Bugün yapılacak MYK (Muğla Yönetimine Kilit) toplantısında bir karar çıkması bekleniyor.
CHP Muğla İl Başkanlığı için genel merkez ataması tüzüğe aykırı.
Siyasi etik kuralları çiğnemiş, hukukun üstünlüğü yok sayılmış durumda.
Partinin anayasası olan parti tüzüğü, genel merkez eliyle yok sayıldı.
16 kişilik CHP il yönetimi parti tüzüğüne göre atama yetkisinin kendinde olduğunu, il başkanı olarak genel merkeze önerilen Murat Tevfik Ülkü’nün dışında atama yapmasını bir hukuk ihlali olarak gördü.
Eğer genel merkez atama kararında ısrarcı olursa il yönetimi işi yargıya götürebilir.
Bu noktaya nasıl gelindiğini kısaca hatırlatalım.
İl başkanı ile birlikte 21 kişilik yönetim kurulundan, il başkanı ve dört üye aday adayı olmak için istifa etti. İstifalar sonrası 16 kişi kalan yönetim toplanarak yeni il başkanı için genel merkeze Murat Tevfik Ülkü ve Serdar Şatırlar ismini önerdi. Ancak genel merkez yönetim kurulunun tüzüğe dayalı önerisini göz ardı ederek önerilen isimler dışında Mürsel Alban’ı il başkanı olarak atadı.
CHP tüzüğü atamanın ne zaman ve hangi koşullarda atama yapıldığını açıkca belirtmesine karşın genel merkez atama kararında ısrarcı oldu. Oysa, parti tüzüğünün 42’inci Maddesinin (d) Bendi`nde, boşalan il ve ilçe başkanlıkları ile yönetim kurulu üyelerinin seçiminin ne şekilde yapılacağı karara bağlamıştı.
Tüzük; yönetim kurulu görevden alınmadığı ve yönetim düşmediği sürece üye tam sayısının 2/3’ü il başkanını seçecek organı mevcut yönetim olarak tanımlıyor.

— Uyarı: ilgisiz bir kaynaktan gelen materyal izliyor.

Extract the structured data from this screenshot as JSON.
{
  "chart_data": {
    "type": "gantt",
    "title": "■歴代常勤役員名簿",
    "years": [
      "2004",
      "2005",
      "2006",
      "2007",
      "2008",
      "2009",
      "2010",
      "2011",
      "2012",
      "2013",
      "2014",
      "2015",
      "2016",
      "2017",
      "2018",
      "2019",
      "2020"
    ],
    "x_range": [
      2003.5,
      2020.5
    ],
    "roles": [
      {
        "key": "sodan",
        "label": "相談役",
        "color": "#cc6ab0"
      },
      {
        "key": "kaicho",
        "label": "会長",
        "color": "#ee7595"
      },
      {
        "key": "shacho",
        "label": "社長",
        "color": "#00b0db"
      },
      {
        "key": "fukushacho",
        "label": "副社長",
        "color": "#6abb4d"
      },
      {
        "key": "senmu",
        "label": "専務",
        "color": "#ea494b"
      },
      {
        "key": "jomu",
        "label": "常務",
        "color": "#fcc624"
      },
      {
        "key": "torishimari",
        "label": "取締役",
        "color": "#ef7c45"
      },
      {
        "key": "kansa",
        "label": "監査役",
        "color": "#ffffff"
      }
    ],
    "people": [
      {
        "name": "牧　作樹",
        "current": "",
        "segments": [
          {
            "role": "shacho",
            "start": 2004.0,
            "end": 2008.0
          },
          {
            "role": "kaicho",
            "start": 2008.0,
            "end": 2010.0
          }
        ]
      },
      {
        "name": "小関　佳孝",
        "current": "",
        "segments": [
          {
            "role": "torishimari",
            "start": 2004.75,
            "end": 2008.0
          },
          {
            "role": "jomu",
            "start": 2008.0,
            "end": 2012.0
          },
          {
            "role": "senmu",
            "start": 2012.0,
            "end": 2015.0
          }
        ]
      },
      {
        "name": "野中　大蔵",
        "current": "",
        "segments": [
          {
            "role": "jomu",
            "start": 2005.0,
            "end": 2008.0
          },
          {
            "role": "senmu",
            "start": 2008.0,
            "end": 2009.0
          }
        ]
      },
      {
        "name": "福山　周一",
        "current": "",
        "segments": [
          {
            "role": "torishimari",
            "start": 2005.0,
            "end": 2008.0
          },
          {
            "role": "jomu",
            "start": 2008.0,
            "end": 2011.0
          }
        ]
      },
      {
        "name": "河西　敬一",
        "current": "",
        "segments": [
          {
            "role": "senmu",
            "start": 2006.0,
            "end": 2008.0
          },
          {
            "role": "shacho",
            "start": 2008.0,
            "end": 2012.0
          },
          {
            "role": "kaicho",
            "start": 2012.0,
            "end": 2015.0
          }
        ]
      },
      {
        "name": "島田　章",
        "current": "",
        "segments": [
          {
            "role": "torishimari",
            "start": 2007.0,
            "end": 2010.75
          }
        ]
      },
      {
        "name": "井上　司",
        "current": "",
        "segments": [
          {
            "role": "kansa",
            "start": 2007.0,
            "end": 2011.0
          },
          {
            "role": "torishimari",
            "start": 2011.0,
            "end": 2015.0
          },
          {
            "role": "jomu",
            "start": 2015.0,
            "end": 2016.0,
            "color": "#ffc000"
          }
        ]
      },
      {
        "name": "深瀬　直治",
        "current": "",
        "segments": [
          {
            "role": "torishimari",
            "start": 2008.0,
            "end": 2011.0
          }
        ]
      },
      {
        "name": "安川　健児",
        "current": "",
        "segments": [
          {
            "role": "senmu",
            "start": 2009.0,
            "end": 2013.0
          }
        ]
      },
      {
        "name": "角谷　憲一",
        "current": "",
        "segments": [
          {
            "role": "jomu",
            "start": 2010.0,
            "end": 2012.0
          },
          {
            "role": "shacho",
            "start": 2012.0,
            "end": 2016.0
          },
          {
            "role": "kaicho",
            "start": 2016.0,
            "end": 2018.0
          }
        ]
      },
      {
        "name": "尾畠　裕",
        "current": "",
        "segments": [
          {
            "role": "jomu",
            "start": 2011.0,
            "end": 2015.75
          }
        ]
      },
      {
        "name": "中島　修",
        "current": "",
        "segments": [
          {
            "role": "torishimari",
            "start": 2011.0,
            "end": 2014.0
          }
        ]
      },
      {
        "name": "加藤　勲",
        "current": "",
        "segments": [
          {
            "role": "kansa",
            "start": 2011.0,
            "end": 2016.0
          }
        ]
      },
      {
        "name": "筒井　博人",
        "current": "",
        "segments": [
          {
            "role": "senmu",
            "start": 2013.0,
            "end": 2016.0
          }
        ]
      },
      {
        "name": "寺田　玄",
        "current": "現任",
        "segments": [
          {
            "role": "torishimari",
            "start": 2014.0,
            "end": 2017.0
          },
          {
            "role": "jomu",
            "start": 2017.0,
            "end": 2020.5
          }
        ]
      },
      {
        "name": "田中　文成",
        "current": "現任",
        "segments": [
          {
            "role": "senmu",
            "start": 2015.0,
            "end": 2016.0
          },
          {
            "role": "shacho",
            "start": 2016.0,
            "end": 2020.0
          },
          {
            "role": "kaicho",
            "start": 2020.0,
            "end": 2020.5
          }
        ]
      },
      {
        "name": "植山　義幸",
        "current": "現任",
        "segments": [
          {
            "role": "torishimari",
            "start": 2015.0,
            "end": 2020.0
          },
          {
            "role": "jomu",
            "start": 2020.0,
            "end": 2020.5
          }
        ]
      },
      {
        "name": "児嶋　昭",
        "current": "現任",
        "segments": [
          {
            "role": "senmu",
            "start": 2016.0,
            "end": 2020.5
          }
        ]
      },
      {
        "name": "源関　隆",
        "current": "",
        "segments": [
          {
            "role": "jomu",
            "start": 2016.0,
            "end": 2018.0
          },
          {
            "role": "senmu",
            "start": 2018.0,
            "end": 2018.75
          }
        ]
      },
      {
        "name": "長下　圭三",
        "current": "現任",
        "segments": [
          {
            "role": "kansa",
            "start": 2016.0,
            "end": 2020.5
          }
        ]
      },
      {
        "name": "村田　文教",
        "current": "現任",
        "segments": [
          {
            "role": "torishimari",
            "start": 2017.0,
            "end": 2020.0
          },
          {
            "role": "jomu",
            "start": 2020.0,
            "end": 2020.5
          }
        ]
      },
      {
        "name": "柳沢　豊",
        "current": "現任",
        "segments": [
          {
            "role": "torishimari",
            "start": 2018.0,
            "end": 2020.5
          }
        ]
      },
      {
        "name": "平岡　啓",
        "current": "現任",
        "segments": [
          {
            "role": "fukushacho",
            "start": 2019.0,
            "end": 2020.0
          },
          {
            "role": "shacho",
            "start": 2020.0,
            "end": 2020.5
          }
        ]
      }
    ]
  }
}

Üstelik il yönetiminin 2/3’ü 13 kişiden fazla…
Görevinden istifa ederek ayrılan üye sayısı il başkanı dâhil toplamda 5 kişi.
Yani geri kalan 16 kişi görevde.
Ayrıca yedekte bekleyen üyeler de var.
Buna göre genel merkezin atama yetkisi yok.
MYK tarafından yapılan il başkanlığı ataması, CHP tüzüğü ile resmen çelişiyor.
Bu çelişkiyi herkes biliyor.
Herkes bu çelişkinin farkında, özellikle de hukukçular…
Muğla’nın kendi eliyle ayağıyla milletvekili olarak meclise gönderdiği, meclis Adalet Komisyonu üyesi Sayın Ömer Süha Aldan, bir hukukçu olarak MYK tarafından yapılan hukuk dışı uygulamaya karşı çıkacağına bu süreçte bu hukuk dışı uygulamanın bir parçası olmayı yeğledi.
Sayın Aldan’ın bu seçmene bir borcu var.
Bu süreçte kendisine bu borcu ödeme fırsatı çıktı ancak Sayın Aldan kendi seçmenine ne yazık ki adaletli davranamadı.
Eminiz ki, Muğla CHP örgütleri bunu bir kenara yazdı.
Bir tespitle sonlayalım.
CHP tüzükle yönetilen bir siyasi parti ise:
MYK tüzüğün üstünde değildir.
Bu nedenle bugün toplanan MYK’nın alacağı karar bir önceki karar gibi hukuk dışı bir karardır.